Colorpak will undertake a further review of operations post completion to finalise its integration plan.
The combined sales for the year ending June 2012 (the first full year after the acquisition) are expected to be some $210 million. The current EBITDA for the businesses being acquired is $4.0 million as measured in Colorpak’s hands. This and the cost and other synergies available over a two year integration program is expected to see the acquisition EPS positive from year one on a normalised basis.
Under the transaction, Colorpak will acquire substantially all the operating assets and employees and assume substantially all of the operating liabilities of the business (excluding Smithfield ) including plant and equipment, working capital, premises leases and all employee entitlements. The acquisition includes the Montage solutions centre which provides pre-press, and structural design services to the CHH carton and Australian corrugated businesses as well as the trade.
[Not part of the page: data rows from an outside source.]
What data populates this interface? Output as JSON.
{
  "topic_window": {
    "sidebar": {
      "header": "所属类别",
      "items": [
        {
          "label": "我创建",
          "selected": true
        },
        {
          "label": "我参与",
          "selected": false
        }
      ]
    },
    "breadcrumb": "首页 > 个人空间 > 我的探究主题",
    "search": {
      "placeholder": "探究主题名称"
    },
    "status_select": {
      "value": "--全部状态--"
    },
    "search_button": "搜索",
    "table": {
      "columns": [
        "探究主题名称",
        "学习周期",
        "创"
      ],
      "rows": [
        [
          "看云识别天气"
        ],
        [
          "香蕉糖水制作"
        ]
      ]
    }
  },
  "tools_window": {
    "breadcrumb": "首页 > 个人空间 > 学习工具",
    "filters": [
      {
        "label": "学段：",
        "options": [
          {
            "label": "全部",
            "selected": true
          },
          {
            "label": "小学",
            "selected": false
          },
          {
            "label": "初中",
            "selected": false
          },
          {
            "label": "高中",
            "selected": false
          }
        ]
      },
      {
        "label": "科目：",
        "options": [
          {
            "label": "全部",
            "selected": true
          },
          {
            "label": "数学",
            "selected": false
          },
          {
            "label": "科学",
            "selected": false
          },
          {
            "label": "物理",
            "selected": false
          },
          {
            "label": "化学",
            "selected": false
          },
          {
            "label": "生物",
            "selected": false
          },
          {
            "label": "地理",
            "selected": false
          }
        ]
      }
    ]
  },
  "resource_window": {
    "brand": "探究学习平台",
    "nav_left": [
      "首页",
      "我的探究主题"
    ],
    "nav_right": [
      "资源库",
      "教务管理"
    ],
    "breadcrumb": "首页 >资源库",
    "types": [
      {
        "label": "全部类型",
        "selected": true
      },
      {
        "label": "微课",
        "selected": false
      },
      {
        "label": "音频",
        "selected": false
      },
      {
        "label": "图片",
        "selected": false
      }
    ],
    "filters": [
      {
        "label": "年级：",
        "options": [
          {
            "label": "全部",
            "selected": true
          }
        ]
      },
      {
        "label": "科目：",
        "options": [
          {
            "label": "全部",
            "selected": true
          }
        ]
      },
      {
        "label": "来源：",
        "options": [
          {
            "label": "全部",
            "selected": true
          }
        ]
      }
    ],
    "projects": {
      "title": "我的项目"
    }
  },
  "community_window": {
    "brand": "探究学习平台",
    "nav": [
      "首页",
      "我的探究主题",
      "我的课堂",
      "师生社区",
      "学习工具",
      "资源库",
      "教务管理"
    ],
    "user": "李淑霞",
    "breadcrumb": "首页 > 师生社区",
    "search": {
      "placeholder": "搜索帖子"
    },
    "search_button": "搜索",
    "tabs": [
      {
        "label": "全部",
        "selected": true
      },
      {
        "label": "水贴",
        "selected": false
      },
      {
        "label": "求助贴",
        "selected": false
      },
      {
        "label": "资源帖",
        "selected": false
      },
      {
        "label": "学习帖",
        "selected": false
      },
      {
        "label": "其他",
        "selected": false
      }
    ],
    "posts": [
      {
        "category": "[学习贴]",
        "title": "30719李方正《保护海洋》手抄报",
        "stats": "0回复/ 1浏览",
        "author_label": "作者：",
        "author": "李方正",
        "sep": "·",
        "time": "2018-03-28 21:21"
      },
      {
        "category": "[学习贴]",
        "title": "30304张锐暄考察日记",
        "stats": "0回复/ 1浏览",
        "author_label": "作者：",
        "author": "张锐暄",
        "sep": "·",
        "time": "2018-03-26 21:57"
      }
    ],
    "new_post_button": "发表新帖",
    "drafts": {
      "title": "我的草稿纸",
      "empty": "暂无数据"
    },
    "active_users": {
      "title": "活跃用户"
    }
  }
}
As part of the acquisition, Colorpak has also entered into agreements with entities in the Rank Group on competitive, commercial terms for the supply of folding carton board and corrugated shippers in both Australia and New Zealand. Under the agreement, Colorpak will source much of its folding carton board from Reynolds Group’s Whakatane Mill.
Due diligence has been successfully completed with many of our initial views confirmed and information gained that will help us optimise the opportunities available to us from the transaction and mitigate the associated risks.
Colorpak’s Managing Director, Alex Commins commented that, “The acquisition of CHH’s folding carton operations is a defining event for our company and catapults us into a leading industry position. Its an exciting time for our business and staff and we look forward to welcoming CHH’s employees into our business.
We expect to be able to provide improved career opportunities to our staff by being part of a group dedicated to and focussed on the folding carton industry.
The acquired businesses are very complementary to Colorpak's existing business base and expertise, and provide the company with a broader market and considerably more manufacturing flexibility.
The enhanced business will substantially boost our status of industry leader within the folding cartons sector and enable us to service clients with a larger product and service offering across the whole of Australia and New Zealand.”
Colorpak intends to fund the acquisition, associated transaction costs as well as any subsequent integration costs from a combination of existing cash balances, ongoing operating cash flow and extended debt facilities. There are no current plans for any equity capital raisings associated with the transaction. Colorpak has received indicative support which remains subject to credit approval, legal review and final documentation from its bank for the extended facilities and will finalise these now that the agreements have been signed. Colorpak will establish an integration team led by the company’s Operations Director, Paul Commins, as well as a sub-committee of the Board to oversee the integration process and any consolidation activities.
Trading performance for the first half has been sound and is in line with the previous year. Transaction and integration costs incurred in the first half will total approximately $1.2 mill pre-tax. Guidance on full year financial performance for 2011 is difficult to give at this point on the basis that the date for inclusion of the CHH business remains uncertain and further costs (of a one off nature) to conclude the transaction and commence integration activities, will impact this year’s results.
The acquisition and integration costs will be treated as one off costs within the accounts and will not impact on the Board’s consideration of the interim dividend.
Colorpak is being advised on the transaction by Wilson HTM and Freehills.